Figure 6. Measuring LDH release into the serum free media when cells are exposed to wires for 1hr.

(A): The MCF-7 results at varying concentrations after 1hr, seeded at 27,000 cells/ well, N>3. (B): The L929 results at varying concentrations after 1hr, seeded at 10,000 cells/ well, N>3. Data analysis was performed using one way Anova and Student-Newman-Keuls post hoc test to determine the level of significance between treatments and control, results were considered to be significant with P<0.05. The results for the L929 cells above (B) indicate a significant decrease in the LDH release into the media in which 4 µM displays a mean of 97.68±0.5237 N = 12 **P≤0.01 and 7 µM displays a mean of 94.83±0.3497 N = 12 *P≤0.5.

Figure 7. Using live cell impedance based platforms to monitor cell behaviour.
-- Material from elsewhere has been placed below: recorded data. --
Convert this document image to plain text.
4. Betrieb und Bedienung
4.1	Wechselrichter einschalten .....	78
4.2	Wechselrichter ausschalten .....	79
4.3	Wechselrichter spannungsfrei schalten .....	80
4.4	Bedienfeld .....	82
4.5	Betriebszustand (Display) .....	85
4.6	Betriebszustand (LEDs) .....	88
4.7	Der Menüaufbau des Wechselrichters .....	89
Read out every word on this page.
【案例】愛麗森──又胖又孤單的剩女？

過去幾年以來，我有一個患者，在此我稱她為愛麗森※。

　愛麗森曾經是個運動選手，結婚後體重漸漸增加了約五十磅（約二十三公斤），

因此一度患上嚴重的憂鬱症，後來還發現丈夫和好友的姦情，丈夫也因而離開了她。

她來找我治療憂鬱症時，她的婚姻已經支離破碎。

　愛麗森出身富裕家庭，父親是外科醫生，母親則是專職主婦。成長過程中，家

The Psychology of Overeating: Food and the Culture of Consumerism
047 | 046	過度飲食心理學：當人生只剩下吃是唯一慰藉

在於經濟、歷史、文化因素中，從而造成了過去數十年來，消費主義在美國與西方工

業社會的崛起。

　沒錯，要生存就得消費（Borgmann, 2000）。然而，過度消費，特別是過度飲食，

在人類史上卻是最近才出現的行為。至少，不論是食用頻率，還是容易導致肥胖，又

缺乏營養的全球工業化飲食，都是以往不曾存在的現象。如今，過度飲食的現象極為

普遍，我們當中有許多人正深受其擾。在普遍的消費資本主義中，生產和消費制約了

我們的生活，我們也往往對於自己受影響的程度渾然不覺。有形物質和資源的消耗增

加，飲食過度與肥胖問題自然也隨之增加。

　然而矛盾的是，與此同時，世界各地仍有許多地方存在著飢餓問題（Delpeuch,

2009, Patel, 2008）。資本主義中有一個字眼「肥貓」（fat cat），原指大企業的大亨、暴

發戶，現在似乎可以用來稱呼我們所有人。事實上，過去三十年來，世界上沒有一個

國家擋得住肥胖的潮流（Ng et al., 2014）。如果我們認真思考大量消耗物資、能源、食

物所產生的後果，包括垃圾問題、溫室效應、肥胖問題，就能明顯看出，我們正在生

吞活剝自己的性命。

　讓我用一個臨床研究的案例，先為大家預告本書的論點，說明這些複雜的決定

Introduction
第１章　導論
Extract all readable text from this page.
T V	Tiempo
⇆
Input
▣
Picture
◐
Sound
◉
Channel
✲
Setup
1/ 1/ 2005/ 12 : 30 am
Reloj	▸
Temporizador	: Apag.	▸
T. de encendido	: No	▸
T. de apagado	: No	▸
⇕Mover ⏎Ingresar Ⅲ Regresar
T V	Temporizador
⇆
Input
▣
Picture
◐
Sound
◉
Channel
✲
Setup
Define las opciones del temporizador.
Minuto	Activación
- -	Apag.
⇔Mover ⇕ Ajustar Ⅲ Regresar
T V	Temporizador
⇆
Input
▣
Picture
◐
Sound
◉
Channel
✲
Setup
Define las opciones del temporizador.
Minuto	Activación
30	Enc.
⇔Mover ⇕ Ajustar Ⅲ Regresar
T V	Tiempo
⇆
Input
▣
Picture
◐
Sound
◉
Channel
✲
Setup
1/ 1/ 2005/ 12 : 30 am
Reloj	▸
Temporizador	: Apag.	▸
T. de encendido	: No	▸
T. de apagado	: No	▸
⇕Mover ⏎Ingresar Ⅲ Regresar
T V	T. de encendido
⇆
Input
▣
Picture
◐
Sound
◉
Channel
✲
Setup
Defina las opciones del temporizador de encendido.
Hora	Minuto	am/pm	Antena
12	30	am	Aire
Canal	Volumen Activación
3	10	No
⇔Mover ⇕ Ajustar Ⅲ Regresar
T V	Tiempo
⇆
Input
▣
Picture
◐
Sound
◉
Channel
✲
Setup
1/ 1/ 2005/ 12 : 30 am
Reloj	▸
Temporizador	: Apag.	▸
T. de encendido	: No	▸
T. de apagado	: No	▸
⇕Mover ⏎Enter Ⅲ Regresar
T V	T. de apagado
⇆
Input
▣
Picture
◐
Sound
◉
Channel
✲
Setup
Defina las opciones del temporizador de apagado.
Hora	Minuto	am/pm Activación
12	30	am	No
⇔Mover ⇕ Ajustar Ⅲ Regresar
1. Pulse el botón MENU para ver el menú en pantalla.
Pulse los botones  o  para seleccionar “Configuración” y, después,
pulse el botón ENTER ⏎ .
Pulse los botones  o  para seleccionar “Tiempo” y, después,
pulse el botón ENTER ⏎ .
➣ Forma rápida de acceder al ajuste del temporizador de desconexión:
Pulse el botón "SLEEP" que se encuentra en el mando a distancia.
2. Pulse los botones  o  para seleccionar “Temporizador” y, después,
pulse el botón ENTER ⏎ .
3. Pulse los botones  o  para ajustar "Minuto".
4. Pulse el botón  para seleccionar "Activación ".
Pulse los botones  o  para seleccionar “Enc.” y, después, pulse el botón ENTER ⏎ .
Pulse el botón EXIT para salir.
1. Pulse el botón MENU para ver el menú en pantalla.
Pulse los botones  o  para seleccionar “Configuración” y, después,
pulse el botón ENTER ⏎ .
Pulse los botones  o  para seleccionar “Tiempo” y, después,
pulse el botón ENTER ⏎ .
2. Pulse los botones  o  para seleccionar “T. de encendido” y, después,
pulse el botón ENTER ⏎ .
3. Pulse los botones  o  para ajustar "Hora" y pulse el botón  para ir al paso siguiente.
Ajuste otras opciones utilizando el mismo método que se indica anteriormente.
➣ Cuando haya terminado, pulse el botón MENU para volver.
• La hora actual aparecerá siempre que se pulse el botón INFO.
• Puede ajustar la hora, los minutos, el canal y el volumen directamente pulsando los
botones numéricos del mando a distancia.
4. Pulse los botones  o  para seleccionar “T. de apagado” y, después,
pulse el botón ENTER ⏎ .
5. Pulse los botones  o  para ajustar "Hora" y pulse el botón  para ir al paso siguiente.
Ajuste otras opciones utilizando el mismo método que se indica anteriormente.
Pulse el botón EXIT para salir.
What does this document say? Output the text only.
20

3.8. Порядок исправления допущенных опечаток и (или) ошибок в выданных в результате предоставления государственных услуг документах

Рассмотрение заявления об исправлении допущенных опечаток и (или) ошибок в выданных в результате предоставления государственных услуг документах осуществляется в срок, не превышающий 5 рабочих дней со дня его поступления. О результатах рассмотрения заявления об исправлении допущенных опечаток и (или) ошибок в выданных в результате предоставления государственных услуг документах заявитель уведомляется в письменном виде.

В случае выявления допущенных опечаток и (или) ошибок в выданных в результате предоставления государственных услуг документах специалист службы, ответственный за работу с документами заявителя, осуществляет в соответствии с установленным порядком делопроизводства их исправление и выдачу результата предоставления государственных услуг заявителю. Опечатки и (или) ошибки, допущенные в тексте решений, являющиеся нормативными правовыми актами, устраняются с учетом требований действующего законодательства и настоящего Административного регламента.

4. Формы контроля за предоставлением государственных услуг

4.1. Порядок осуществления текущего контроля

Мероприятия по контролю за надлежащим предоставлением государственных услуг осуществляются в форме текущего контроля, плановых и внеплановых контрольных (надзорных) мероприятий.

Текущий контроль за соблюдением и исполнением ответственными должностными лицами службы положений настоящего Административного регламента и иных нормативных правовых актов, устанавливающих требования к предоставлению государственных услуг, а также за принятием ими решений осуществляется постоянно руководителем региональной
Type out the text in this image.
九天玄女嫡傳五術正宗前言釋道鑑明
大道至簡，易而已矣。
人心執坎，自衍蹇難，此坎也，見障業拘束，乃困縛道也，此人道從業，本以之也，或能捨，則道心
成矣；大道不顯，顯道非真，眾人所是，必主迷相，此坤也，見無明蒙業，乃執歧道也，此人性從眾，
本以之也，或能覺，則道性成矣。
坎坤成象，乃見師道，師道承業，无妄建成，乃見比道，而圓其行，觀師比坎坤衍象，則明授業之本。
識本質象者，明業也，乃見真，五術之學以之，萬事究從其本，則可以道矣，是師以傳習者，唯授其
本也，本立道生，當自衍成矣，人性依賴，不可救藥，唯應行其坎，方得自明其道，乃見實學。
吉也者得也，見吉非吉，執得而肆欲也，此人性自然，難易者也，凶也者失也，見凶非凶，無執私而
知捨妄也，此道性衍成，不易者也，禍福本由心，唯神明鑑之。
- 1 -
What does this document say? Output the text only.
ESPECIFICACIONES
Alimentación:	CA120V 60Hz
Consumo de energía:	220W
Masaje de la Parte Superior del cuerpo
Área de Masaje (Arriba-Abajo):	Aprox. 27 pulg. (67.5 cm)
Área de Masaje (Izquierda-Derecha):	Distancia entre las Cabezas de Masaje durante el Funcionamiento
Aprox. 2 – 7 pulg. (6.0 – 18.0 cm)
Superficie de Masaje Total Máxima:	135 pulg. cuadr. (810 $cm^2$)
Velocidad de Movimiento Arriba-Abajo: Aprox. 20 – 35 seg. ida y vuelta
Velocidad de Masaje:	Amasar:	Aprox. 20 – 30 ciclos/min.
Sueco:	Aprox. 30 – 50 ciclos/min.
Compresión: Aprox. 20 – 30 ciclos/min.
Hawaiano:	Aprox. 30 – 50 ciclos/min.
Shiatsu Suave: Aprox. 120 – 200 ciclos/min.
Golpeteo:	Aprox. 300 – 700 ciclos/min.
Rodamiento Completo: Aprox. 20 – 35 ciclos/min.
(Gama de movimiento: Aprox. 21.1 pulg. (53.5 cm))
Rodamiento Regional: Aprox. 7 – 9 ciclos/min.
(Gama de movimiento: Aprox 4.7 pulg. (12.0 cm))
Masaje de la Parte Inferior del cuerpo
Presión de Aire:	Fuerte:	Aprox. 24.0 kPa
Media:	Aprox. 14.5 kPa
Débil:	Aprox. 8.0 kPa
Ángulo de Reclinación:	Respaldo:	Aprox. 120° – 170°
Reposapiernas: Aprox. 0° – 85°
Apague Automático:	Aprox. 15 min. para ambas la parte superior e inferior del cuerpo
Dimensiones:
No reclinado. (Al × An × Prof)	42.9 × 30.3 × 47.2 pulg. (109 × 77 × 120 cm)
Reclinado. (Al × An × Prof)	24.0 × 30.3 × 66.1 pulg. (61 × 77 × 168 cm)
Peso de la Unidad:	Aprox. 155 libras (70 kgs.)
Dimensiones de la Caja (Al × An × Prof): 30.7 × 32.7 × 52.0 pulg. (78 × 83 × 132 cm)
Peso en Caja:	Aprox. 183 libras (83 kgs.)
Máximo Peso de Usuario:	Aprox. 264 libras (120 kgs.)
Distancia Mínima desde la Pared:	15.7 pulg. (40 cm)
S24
xCELLigence (ACEA) platforms were used to monitor cells cultured under the same conditions as those performed in the MTT, WST and LDH assays. All experiments were carried out using E-plates following the ACEA manual protocol where N = 3. (A) Shows MCF-7 cells seeded at 27,000 cells, with and without the presence of WDW (with appropriate controls and blanks). The data indicates that there is an increase in the cell index number a measure of increased impedance across the surface of the plate. (C) Shows L929 seeded at 10,000 cells with and without the presence of WDW (with appropriate controls and blanks). The data indicates that there is an increase in the cell index number a measure of increased impedance across the surface of the plate. (B), (D). MCF-7 cells and L929 cells grown on separate E plates together with increasing concentrations of WDW's to show how the Germanium nanowires themselves have no effect on the impedance as measured by the electrodes.